Rewolucja przemysłowa 4.0 sprawia, że rośnie zapotrzebowanie na wykwalifikowaną kadrę fachowców. Jak kształcić młodych ludzi do potrzeb nowoczesnej gospodarki cyfrowej? Jak kształtować kompetencje przyszłości? Jakich fachowców potrzebuje polska gospodarka? Jak wygląda współpraca firm i szkół branżowych. Jakie są korzyści i bariery wynikające ze współpracy firma ze środowiskiem edukacyjnym. Jak kształcenie zawodowe i współpracę szkół z firmami wspierają programy takie jak Worldskills i konkursy umiejętności zawodowych. A jaka jest rola programów unijnych (Erasmus+, PO WER, EKS) w szkolnictwie branżowym. A także, jakie skutki pandemia przyniosła w edukacji i jakie są scenariusze rozwoju sytuacji. M.in. o tych zagadnieniach rozmawiali w Karpaczu na Forum Ekonomicznym uczestnicy debaty „Branżowa szkoła przyszłości – wyzwania rynku pracy".
Zarządzanie w czasach kryzysu
Marzena Machałek, sekretarz stanu w Ministerstwie Edukacji Narodowej, podkreśliła, że wprowadzenie nauki zdalnej nie było eksperymentem, a zarządzaniem edukacją w czasie kryzysu, kiedy trzeba było podjąć szybkie kroki w obliczu lockdownu. – Jednak edukacja zdalna to nie jest model, do którego zdążamy. Może ona uzupełniać edukację stacjonarną, natomiast nie jest celem, który dziś powinniśmy sobie stawiać – mówiła. – Uczeń najlepiej się rozwija w kontakcie z innymi uczniami i z nauczycielem. Widzimy to, że bardzo mocno zmotywowani uczniowie sobie radzą. Ale większość uczniów to są osoby, które potrzebują relacji, kontaktu, wymiany myśli, emocji, by edukacja była pełna – dodała.

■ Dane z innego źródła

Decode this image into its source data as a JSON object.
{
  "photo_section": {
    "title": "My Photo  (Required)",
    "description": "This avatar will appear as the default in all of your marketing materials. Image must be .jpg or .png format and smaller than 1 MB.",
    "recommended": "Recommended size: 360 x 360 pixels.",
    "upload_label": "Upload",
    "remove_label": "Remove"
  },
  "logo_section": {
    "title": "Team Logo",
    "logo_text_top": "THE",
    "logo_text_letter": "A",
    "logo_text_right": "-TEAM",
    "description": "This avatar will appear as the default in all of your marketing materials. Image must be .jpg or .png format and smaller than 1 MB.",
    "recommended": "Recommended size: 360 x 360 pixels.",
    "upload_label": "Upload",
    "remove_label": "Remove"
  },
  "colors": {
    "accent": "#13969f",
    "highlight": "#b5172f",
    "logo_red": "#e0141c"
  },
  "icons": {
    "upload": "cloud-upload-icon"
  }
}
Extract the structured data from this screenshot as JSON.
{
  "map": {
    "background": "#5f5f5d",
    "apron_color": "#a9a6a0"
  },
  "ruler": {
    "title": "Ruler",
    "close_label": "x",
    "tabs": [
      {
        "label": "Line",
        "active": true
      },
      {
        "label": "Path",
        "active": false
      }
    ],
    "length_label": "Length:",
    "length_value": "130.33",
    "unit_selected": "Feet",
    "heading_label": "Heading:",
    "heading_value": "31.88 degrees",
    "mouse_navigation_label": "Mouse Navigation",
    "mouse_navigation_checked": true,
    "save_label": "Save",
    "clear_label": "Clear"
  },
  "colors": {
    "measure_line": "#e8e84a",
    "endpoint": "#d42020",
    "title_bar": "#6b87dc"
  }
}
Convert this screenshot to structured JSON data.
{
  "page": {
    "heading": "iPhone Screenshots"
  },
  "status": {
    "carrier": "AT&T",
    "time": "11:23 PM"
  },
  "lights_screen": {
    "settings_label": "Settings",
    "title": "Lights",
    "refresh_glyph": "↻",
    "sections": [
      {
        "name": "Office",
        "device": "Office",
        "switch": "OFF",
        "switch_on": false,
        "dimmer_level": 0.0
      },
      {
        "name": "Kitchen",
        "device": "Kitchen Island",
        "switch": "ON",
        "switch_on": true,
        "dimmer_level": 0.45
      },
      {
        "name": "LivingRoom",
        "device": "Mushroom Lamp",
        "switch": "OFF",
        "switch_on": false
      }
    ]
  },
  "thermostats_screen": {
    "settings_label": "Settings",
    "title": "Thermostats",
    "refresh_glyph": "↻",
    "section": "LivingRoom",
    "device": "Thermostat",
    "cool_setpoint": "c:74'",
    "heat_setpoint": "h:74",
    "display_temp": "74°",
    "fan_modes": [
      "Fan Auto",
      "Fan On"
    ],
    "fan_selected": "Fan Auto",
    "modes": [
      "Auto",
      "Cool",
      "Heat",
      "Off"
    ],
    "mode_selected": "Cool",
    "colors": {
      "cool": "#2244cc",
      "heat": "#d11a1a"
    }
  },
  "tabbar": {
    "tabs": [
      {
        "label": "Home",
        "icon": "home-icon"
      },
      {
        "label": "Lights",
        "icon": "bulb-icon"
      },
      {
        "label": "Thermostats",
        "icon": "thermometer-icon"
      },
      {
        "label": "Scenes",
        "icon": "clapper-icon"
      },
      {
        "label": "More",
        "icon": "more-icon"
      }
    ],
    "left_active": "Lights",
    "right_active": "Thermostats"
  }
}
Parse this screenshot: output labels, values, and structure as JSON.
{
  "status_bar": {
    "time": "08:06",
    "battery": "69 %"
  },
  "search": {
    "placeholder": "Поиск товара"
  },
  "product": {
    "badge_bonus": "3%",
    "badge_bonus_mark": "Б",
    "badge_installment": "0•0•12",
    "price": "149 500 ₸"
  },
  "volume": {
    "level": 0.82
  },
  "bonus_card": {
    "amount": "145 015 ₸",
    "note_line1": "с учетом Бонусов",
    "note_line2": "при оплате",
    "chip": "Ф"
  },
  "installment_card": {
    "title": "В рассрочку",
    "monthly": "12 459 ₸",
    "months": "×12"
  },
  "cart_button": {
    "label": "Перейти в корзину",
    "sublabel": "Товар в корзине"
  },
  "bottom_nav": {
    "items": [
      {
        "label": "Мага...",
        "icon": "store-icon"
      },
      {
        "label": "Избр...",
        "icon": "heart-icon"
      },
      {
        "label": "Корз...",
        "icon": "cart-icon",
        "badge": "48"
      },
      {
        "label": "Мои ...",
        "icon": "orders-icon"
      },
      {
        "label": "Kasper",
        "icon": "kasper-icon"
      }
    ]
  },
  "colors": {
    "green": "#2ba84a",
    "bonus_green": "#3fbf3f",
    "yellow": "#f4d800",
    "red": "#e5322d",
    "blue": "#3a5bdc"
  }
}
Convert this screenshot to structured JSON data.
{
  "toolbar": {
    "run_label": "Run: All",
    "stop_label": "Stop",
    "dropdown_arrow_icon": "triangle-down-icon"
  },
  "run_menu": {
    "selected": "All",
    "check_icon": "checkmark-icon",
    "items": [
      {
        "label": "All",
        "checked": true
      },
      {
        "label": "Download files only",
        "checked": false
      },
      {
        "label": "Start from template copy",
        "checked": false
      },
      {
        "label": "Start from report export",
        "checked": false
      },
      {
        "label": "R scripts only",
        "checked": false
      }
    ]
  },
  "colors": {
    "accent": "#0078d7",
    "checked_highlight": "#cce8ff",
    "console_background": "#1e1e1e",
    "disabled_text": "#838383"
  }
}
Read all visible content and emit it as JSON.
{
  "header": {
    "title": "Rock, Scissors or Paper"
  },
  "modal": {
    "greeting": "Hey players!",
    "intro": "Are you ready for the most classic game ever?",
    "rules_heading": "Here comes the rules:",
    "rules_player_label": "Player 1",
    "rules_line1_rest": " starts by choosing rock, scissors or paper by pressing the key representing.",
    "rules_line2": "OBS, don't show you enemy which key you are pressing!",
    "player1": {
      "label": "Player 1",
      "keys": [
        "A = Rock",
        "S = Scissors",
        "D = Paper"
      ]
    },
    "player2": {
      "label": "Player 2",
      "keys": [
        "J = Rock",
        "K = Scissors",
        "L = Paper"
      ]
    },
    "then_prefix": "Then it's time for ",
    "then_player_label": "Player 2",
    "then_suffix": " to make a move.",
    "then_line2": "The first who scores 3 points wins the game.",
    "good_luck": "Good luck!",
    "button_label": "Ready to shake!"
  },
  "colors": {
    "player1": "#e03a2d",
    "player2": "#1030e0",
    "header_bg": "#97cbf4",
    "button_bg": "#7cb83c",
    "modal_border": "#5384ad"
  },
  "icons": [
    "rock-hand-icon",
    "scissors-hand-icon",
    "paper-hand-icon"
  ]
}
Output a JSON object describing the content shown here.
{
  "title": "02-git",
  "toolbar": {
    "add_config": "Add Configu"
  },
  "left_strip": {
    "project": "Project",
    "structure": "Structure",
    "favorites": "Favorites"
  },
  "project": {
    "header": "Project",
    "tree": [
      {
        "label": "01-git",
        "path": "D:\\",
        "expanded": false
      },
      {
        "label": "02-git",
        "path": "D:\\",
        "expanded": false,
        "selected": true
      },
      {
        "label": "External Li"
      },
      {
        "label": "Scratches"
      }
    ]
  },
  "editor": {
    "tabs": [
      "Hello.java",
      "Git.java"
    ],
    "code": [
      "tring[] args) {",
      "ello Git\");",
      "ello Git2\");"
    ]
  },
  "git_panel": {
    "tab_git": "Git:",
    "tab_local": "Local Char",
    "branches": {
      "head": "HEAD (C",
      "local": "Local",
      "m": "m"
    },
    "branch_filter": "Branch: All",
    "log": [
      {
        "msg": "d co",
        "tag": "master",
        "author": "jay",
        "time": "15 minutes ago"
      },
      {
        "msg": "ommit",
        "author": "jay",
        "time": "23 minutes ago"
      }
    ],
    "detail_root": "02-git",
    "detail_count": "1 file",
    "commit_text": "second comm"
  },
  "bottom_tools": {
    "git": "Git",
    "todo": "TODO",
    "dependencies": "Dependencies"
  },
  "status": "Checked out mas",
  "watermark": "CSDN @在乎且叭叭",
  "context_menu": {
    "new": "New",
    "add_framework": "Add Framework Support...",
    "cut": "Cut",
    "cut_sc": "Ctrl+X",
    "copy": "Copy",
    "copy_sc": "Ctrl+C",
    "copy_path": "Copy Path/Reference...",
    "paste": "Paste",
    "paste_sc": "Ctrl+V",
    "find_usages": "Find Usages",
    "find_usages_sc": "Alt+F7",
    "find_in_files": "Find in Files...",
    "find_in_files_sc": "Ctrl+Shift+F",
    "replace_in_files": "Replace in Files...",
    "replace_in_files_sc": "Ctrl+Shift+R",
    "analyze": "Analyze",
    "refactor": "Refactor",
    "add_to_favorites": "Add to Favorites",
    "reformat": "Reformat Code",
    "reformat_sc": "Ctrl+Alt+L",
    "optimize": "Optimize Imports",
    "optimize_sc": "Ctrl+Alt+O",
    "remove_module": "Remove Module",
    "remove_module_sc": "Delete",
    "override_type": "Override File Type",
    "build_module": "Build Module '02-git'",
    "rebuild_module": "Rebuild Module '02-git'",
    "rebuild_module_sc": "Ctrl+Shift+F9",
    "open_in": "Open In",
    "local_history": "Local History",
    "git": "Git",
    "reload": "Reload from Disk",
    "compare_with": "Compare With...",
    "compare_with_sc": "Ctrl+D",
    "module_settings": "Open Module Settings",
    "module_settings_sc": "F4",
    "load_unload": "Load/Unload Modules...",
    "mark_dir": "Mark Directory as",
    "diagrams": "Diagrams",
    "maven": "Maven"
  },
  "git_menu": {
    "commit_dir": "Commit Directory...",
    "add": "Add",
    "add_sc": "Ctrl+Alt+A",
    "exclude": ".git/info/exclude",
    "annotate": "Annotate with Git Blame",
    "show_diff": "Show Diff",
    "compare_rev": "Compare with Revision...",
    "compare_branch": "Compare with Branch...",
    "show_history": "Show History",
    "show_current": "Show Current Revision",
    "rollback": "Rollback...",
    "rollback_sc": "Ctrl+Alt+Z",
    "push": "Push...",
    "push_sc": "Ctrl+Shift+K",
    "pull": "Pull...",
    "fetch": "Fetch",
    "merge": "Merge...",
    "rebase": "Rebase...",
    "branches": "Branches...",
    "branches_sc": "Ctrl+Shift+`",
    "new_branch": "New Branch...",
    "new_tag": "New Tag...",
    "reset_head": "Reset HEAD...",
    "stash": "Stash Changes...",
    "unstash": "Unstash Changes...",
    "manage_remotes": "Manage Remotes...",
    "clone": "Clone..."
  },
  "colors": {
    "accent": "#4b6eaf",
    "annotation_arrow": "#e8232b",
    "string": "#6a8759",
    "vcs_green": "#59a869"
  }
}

Podkreśliła, że ministerstwo na bieżąco śledzi, co dzieje się w szkołach, i ma przygotowane scenariusze na różne sytuacje. – Na prawie 50 tys. placówek tylko w ok. 50 edukacja odbywa się zdalnie lub w trybie hybrydowym – powiedziała. Stwierdziła, że warto wykorzystać doświadczenia z nauki zdalnej, także w obszarze kształcenia zawodowego. – Ze szczególną troską podchodziliśmy do kształcenia zawodowego, bo wiedzieliśmy, że w nim część umiejętności można zdobyć tylko w rzeczywistych warunkach pracy bądź w warunkach zbliżonych do nich. Dlatego dość szybko odmrażaliśmy te obszary edukacji, które pozwalały być uczniom w miejscach, gdzie odbywali praktyczną naukę – mówiła Marzena Machałek.
Przypomniała, że resort edukacji przygotował rozporządzenie, które opisuje modele organizacyjne szkół. – Przewiduje ono stacjonarny model edukacji z obostrzeniami, czyli wytycznymi GIS, Ministerstwa Zdrowia i Ministerstwa Edukacji, model hybrydowy, mieszany i całkowicie zdalny. Natomiast edukacja zdalna pogłębia nierówności między dziećmi, pogłębia nierówności kulturowe. Bardzo ważne jest, by to obserwować. Przekazaliśmy ponad 300 mln zł samorządom na zakup sprzętu cyfrowego, by mógł być wypożyczany dzieciom, które są w trudniejszej sytuacji. Jednak trzeba pamięta, że edukacja zdalna jest tylko elementem kształcenia, który dodatkowo rozwija kompetencje. Chcemy, żeby dzieci uczyły się w szkole w sposób nowoczesny, wykorzystując możliwości komunikacji cyfrowej. W pandemii wszyscy zatęskniliśmy za normalnymi kontaktami. One są potrzebne – podkreślała Marzena Machałek.
Ważny rozwój kompetencji
O rozwijaniu kompetencji mówił dr Paweł Poszytek, dyrektor generalny Fundacji Rozwoju Systemu Edukacji, która jest narodowym operatorem programu Erasmus+ i innych unijnym programów. – Te programy zajmują się rozwijaniem kompetencji u uczniów, studentów, nauczycieli i wszystkich osób zaangażowanych w edukację – wyjaśnił.